Yes, I understood what you meant. I was trying to get you to reaffirm your concept of 'ground'.
No offense taken. I sometimes get frustrated when I am looking for intelligent dialog on a specific issue and get general comments or restating the question as a statement instead of adding to the discussion. I would much rather have someone tell me I'm a fool, and then tell me why, than tell me the problem is the same if looked at it from a different angle.
One solution to the problem was not to try to reference the voltage from ground but from a point half way between the supply and ground. With that answer and a voltage divider I have a workable solution.
As always, there are other solutions, but this one is simple and should work. I need to look at what will happen if my voltage still goes negative or above the supply voltage. It could go over +/- 2.5 V, in the example, if the current exceeds 2.5 A. Do I want to clamp that with production diodes? Which is more forgiving, the input to the micro or the input to the OpAmp/Buffer. Maybe one or both have some level of input protection built in.

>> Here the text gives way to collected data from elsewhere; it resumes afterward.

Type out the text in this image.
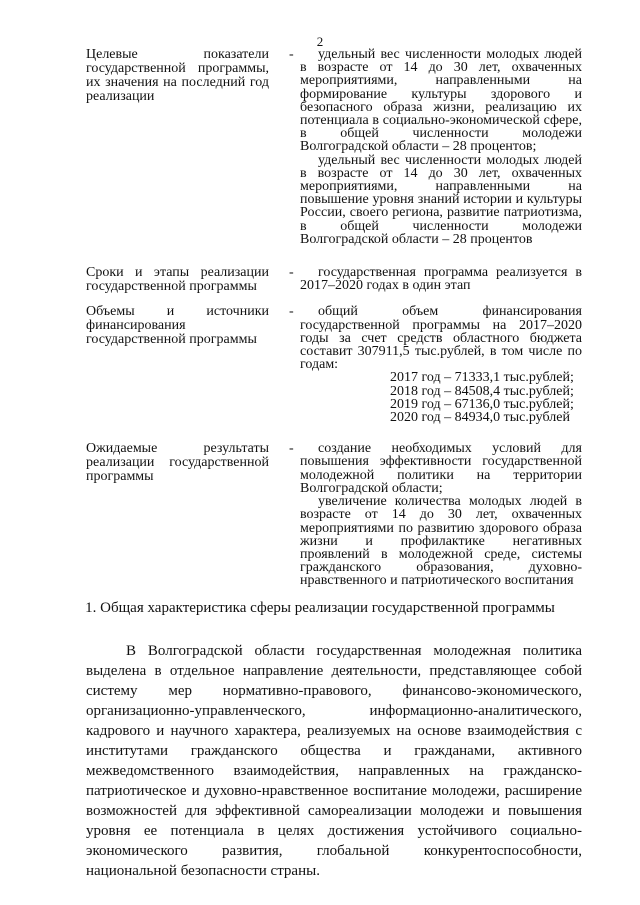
2
Целевые показатели государственной программы, их значения на последний год реализации
-	удельный вес численности молодых людей в возрасте от 14 до 30 лет, охваченных мероприятиями, направленными на формирование культуры здорового и безопасного образа жизни, реализацию их потенциала в социально-экономической сфере, в общей численности молодежи Волгоградской области – 28 процентов;

удельный вес численности молодых людей в возрасте от 14 до 30 лет, охваченных мероприятиями, направленными на повышение уровня знаний истории и культуры России, своего региона, развитие патриотизма, в общей численности молодежи Волгоградской области – 28 процентов

Сроки и этапы реализации государственной программы
-	государственная программа реализуется в 2017–2020 годах в один этап

Объемы и источники финансирования государственной программы
-	общий объем финансирования государственной программы на 2017–2020 годы за счет средств областного бюджета составит 307911,5 тыс.рублей, в том числе по годам:

2017 год – 71333,1 тыс.рублей;
2018 год – 84508,4 тыс.рублей;
2019 год – 67136,0 тыс.рублей;
2020 год – 84934,0 тыс.рублей
Ожидаемые результаты реализации государственной программы
-	создание необходимых условий для повышения эффективности государственной молодежной политики на территории Волгоградской области;

увеличение количества молодых людей в возрасте от 14 до 30 лет, охваченных мероприятиями по развитию здорового образа жизни и профилактике негативных проявлений в молодежной среде, системы гражданского образования, духовно-нравственного и патриотического воспитания

1. Общая характеристика сферы реализации государственной программы

В Волгоградской области государственная молодежная политика выделена в отдельное направление деятельности, представляющее собой систему мер нормативно-правового, финансово-экономического, организационно-управленческого, информационно-аналитического, кадрового и научного характера, реализуемых на основе взаимодействия с институтами гражданского общества и гражданами, активного межведомственного взаимодействия, направленных на гражданско-патриотическое и духовно-нравственное воспитание молодежи, расширение возможностей для эффективной самореализации молодежи и повышения уровня ее потенциала в целях достижения устойчивого социально-экономического развития, глобальной конкурентоспособности, национальной безопасности страны.
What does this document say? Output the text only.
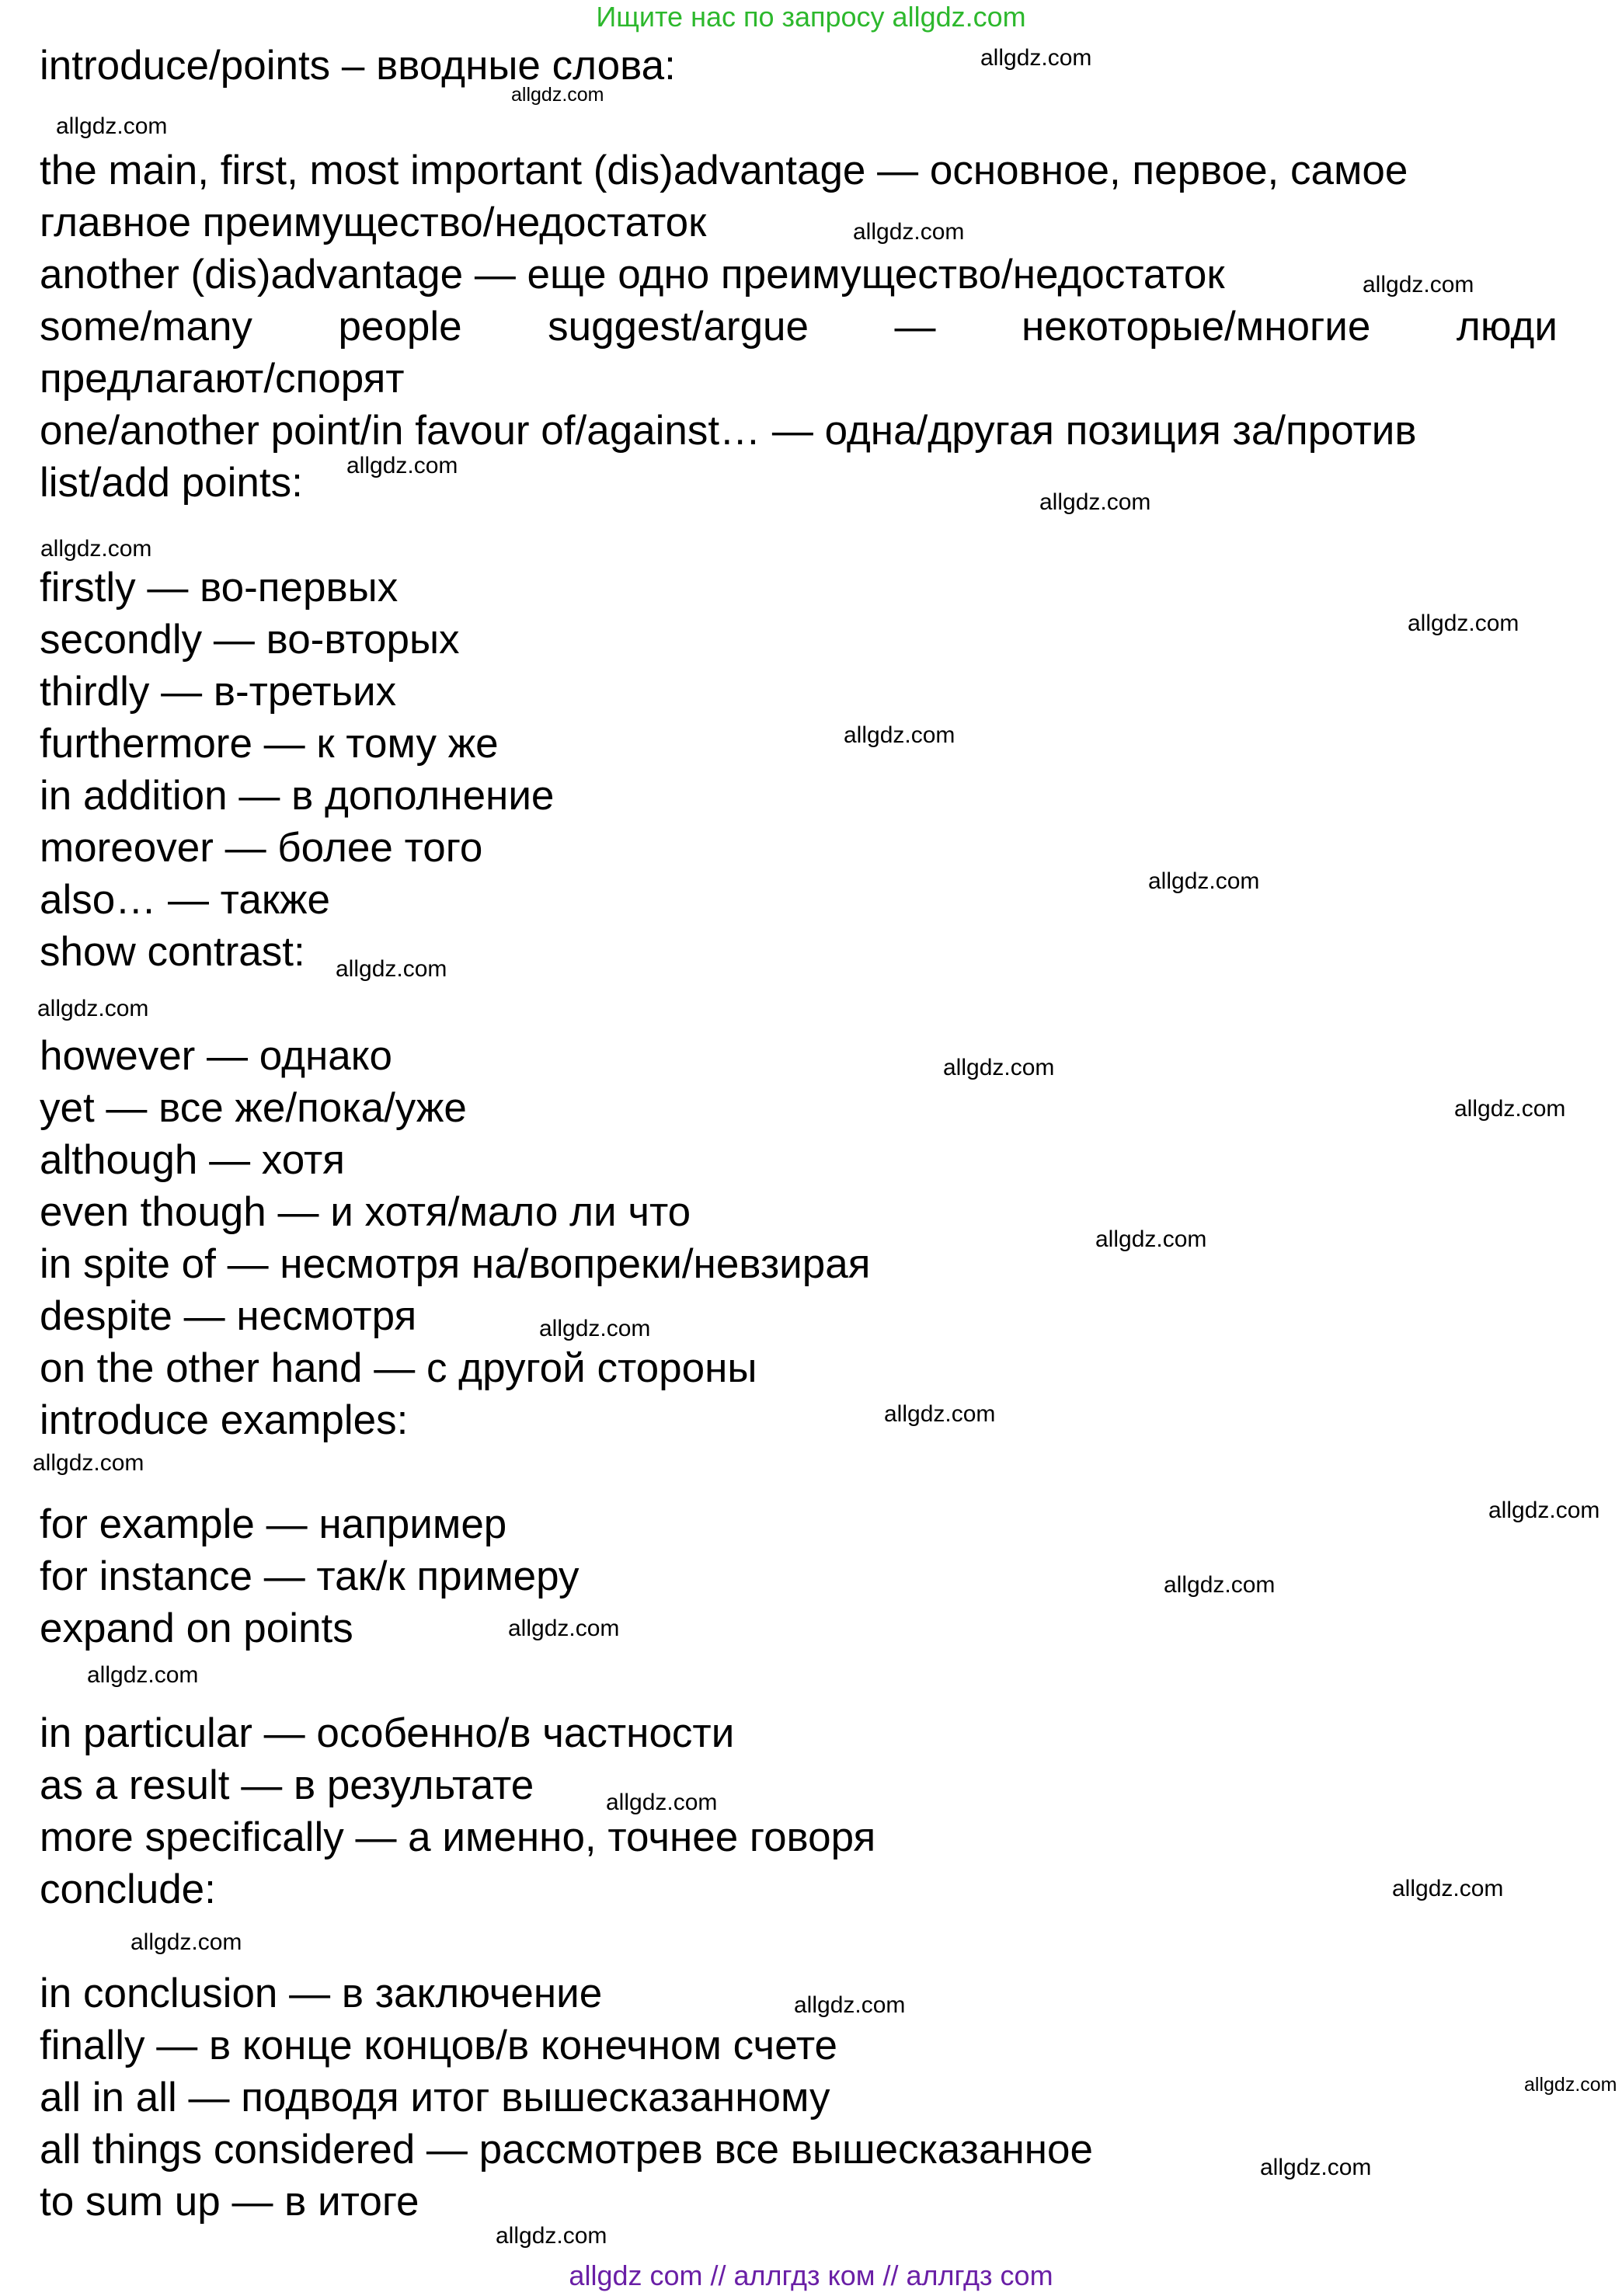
Ищите нас по запросу allgdz.com

introduce/points – вводные слова:

the main, first, most important (dis)advantage — основное, первое, самое

главное преимущество/недостаток

another (dis)advantage — еще одно преимущество/недостаток

some/many people suggest/argue — некоторые/многие люди

предлагают/спорят

one/another point/in favour of/against… — одна/другая позиция за/против

list/add points:

firstly — во-первых

secondly — во-вторых

thirdly — в-третьих

furthermore — к тому же

in addition — в дополнение

moreover — более того

also… — также

show contrast:

however — однако

yet — все же/пока/уже

although — хотя

even though — и хотя/мало ли что

in spite of — несмотря на/вопреки/невзирая

despite — несмотря

on the other hand — с другой стороны

introduce examples:

for example — например

for instance — так/к примеру

expand on points

in particular — особенно/в частности

as a result — в результате

more specifically — а именно, точнее говоря

conclude:

in conclusion — в заключение

finally — в конце концов/в конечном счете

all in all — подводя итог вышесказанному

all things considered — рассмотрев все вышесказанное

to sum up — в итоге

allgdz.com
allgdz.com
allgdz.com
allgdz.com
allgdz.com
allgdz.com
allgdz.com
allgdz.com
allgdz.com
allgdz.com
allgdz.com
allgdz.com
allgdz.com
allgdz.com
allgdz.com
allgdz.com
allgdz.com
allgdz.com
allgdz.com
allgdz.com
allgdz.com
allgdz.com
allgdz.com
allgdz.com
allgdz.com
allgdz.com
allgdz.com
allgdz.com
allgdz.com
allgdz.com
allgdz com // аллгдз ком // аллгдз com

Do I loose my protection or my range? I don't think I want to incur the expense of a rail to rail OpAmp to get that last little bit of range. Which, to me, means protect the front-end of my micro with a buffer or get the full range by reading the voltage directly.
I would like to think that the solution is not so obvious that I missing it or that I am the only one thinking about such things.
I didn't look at that diagram. Yes, you've got it right!
I'm glad you saw it. It took me some time to put that together. My CAD is not a good as "Dave CAD".